Lewat detik-detik hening malam seperti ini, aku menulis cerita tentang perjalananku, tentang perjuanganku dalam mencapai impian. Namun, di antara baris-baris kata itu, selalu ada ruang kosong yang hanya bisa diisi oleh kehadiran Misel. Terkadang, aku merasa bahwa kesuksesanku belum sepenuhnya lengkap tanpa kehadirannya di sampingku.

Hingga suatu hari, karna terlalu lelah dengan berbagai tugas kuliah, aku memutuskan untuk berjalan-jalan sejenak di taman kota. Sekedar mencari angin segar dan melepas kepenatan karna terlalu banyak menghabiskan waktu di depan layar komputerku.

Sesampainya di taman kota, aku memandang sekeliling, melihat pohon-pohon rimbun yang seolah bernyanyi karna daun yang diterpa angin. Dengan langkah yang ringan aku perlahan menyusuri jalanan yang ramai, pemandangan ini mengingatkanku pada kenangan manis di masa lalu, iya.. saat aku dan Misel masih sering menghabiskan waktu bersama kala itu.

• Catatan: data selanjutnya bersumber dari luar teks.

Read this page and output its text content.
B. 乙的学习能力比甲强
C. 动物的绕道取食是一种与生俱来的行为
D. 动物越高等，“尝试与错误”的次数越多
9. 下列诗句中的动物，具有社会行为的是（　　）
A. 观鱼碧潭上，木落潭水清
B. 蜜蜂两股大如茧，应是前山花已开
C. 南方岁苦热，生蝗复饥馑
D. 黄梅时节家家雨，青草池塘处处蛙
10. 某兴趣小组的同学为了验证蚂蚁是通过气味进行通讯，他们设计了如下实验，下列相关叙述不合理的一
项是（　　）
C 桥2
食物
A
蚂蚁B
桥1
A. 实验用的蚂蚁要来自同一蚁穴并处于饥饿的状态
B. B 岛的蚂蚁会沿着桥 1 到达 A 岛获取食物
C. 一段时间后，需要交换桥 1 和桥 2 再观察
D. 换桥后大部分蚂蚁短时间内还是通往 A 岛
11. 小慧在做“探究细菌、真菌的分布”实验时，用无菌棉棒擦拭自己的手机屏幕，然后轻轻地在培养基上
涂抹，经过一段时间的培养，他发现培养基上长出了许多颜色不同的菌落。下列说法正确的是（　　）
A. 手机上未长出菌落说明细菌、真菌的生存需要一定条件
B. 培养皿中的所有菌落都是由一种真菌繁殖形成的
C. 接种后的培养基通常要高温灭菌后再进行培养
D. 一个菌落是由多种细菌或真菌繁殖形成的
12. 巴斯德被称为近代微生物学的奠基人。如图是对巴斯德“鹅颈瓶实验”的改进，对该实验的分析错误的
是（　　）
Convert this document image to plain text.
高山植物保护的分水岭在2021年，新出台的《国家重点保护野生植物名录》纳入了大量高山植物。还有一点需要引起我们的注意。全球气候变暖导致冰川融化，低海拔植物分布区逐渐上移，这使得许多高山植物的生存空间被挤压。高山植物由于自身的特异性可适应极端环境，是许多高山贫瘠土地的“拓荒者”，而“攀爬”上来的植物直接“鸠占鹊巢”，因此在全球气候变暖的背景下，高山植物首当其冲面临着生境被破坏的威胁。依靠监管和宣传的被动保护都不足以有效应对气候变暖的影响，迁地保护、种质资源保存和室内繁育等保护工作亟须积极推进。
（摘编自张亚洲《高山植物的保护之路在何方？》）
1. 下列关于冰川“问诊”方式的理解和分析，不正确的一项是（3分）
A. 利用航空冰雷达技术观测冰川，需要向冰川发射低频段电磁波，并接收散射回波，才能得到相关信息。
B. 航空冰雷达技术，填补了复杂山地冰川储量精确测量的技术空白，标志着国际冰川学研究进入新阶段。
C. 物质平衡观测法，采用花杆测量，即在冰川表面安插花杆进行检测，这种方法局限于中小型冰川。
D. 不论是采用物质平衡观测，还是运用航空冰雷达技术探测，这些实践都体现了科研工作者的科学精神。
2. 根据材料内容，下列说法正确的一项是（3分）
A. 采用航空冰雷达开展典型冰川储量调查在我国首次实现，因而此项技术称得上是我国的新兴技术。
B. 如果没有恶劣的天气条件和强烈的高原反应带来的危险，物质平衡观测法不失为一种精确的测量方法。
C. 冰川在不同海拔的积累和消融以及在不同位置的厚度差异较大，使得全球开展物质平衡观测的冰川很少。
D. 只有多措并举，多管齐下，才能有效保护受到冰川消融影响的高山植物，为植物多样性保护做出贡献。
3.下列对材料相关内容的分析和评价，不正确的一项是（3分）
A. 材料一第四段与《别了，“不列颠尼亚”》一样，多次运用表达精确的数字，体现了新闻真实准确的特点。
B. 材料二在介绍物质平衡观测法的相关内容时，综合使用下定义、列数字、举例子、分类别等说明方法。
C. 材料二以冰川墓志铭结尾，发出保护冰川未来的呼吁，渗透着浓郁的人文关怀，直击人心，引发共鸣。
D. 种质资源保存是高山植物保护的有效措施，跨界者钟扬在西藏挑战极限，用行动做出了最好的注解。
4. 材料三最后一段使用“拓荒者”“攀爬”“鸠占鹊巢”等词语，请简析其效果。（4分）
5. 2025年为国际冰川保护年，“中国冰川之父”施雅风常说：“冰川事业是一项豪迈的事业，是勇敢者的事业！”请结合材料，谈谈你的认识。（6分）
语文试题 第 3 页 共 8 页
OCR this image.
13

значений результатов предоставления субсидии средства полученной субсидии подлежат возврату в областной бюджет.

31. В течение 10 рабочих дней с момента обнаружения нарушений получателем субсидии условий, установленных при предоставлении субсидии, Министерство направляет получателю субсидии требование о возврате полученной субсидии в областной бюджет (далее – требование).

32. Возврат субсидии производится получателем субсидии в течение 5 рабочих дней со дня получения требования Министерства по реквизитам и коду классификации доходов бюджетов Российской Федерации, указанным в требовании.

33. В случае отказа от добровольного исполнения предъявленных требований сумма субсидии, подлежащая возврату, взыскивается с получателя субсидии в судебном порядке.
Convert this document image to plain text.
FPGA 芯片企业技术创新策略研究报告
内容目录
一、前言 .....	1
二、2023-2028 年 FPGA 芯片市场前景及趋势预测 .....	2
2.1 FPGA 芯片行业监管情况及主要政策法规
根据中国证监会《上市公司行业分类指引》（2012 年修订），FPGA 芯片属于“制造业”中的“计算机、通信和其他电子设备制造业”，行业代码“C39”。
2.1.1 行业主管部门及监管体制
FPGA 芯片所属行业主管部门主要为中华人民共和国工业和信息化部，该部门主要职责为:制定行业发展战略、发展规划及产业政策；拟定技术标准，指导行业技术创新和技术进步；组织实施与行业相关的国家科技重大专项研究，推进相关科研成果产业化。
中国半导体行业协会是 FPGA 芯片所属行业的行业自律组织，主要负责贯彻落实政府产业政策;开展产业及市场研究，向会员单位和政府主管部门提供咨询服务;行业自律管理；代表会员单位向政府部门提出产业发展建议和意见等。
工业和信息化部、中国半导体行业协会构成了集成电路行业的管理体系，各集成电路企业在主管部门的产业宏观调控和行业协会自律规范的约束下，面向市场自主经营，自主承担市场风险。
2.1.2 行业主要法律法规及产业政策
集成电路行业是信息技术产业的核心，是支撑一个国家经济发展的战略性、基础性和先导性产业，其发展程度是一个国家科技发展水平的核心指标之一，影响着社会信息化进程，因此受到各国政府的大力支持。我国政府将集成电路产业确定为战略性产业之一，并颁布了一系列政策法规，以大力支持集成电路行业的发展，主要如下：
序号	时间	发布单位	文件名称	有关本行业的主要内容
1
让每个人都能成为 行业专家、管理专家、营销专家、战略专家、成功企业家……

Namun, saat aku melangkah lebih jauh menyusuri taman, tiba-tiba pandanganku terhenti pada sosok yang berdiri di bawah salah satu pohon ditaman itu. Aku terpaku diam, sambil mencoba untuk menyadarkan diri dengan apa yang aku lihat saat itu. “Apa ini? apa ini mimpi? apa aku sedang berhalusinasi?” . Mataku membulat kaget saat aku mulai mengenali siluet yang terlihat akrab itu. Tidak mungkin, pikirku dalam hati.

Aku meilhat wajahnya yang mirip dengan Misel, dia berdiri di sana, menatap jauh ke depan. Itu memang dia! ucapku dalam hati. Raut wajahnya terlihat lebih dewasa, namun kelembutan dan kehangatan yang selalu aku rasakan tetap ada dalam senyumnya.

Aku melangkahkan kakiku perlahan mendekati Misel dengan hati yang berdebar kencang, setiap langkahku seperti terasa berat, dan dipenuhi dengan kerinduan yang terpendam selama ini.

"Misel," aku memanggilnya dengan suara yang tercekat.

Misel membalikkan wajahnya, matanya membesar saat melihat aku yang berdiri dihadapannya saat itu. Sebuah senyuman tak terkira merekah di wajahnya. 

"Bayu!" serunya, terbata-bata.

Aku dan misel saling berhadapan, tatapan kami yang saling bertaut dalam kebahagiaan dan kelegaan. Detik-detak yang terasa seperti abadi berlalu begitu cepat dan sangat cepat.

"Apa yang kau lakukan di sini?" tanyaku, masih tercengang dengan keajaiban itu.

Misel tertawa kecil, "Aku juga tidak tahu. Aku hanya ingin berjalan-jalan di taman ini. aku nggak pernah menyangka bakalan ketemu kamu di sini."